S’inscrivant en droit fil des Hautes Orientations Royales, des principes de l’Initiative Nationale pour le Développement Humain (INDH) et de la déclaration gouvernementale, la stratégie du ministère de la Santé publique met au cœur de son action deux priorités fondamentales : faciliter l’accès aux soins des catégories défavorisées et réduire le coût des soins et des médicaments.
Lors de la présentation dernièrement de cette stratégie devant le Conseil de gouvernement, la ministre de la Santé, Mme Yasmina Baddou, a souligné également l’ambition poursuivie par son département aux fins d’assurer une coordination efficace et méthodique entre les différents établissements de santé à travers le Royaume, élaborer une carte nationale de la santé, initier une nouvelle approche en matière de gestion des ressources humaines, mettre en œuvre et élargir le régime d’assistance médicale.
A travers cette stratégie de renouveau, le gouvernement de Sa Majesté dit clairement sa volonté affirmée de répondre à bien des déficits patents.
Ceux-là mêmes qui se déclinent, notamment, en termes d’une faible couverture médicale à travers quelque 46 médecins pour 100.000 habitants (44% d’entre eux concentrés dans l’axe Rabat-Casablanca) et qui touche moins de 1/10 de la population de 44 pour 1000, une insuffisance des ressources allouées au secteur avec près de 1,2% du PIB consacrés aux dépenses de santé,... font que le secteur de la Santé au Maroc est, de nos jours, loin de répondre aux besoins fondamentaux de la population.
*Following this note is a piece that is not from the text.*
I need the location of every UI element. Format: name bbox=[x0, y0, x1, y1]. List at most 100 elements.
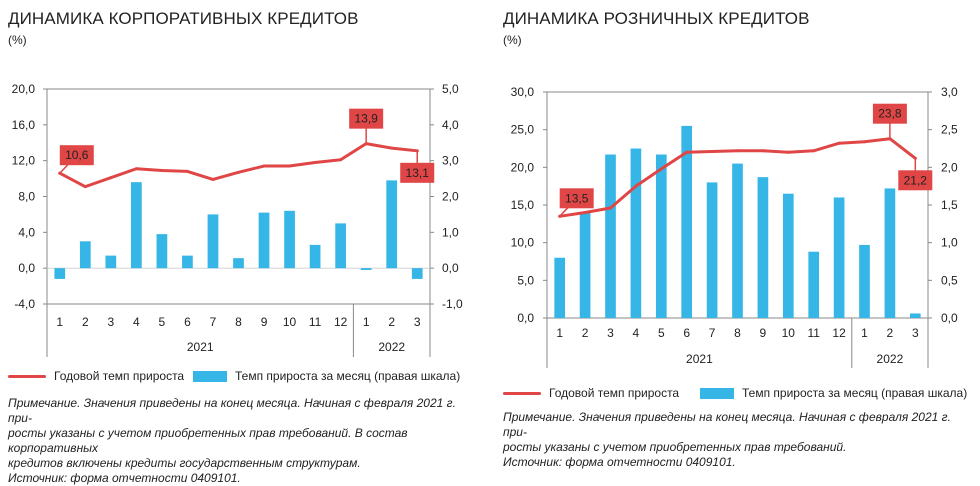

Parer aux dangers de ces déséquilibres, le gouvernement de Sa Majesté entend ainsi mettre les moyens, étant convaincu que notre contexte ne devrait plus être de ceux qui autorisent l’exposé des réalités sanitaires et épidémiologiques sans en tirer les conséquences qui, d’urgence, s’imposent.
L’annonce de la nouvelle stratégie sanitaire pose donc avec acuité les priorités concernant l’intégration du développement sanitaire et humain dans la politique générale, l’accès équitable aux services de santé ainsi que la prévention et la maîtrise des problèmes de santé comme déterminants essentiels dans la lutte contre la pauvreté, la marginalisation et l’exclusion sociale.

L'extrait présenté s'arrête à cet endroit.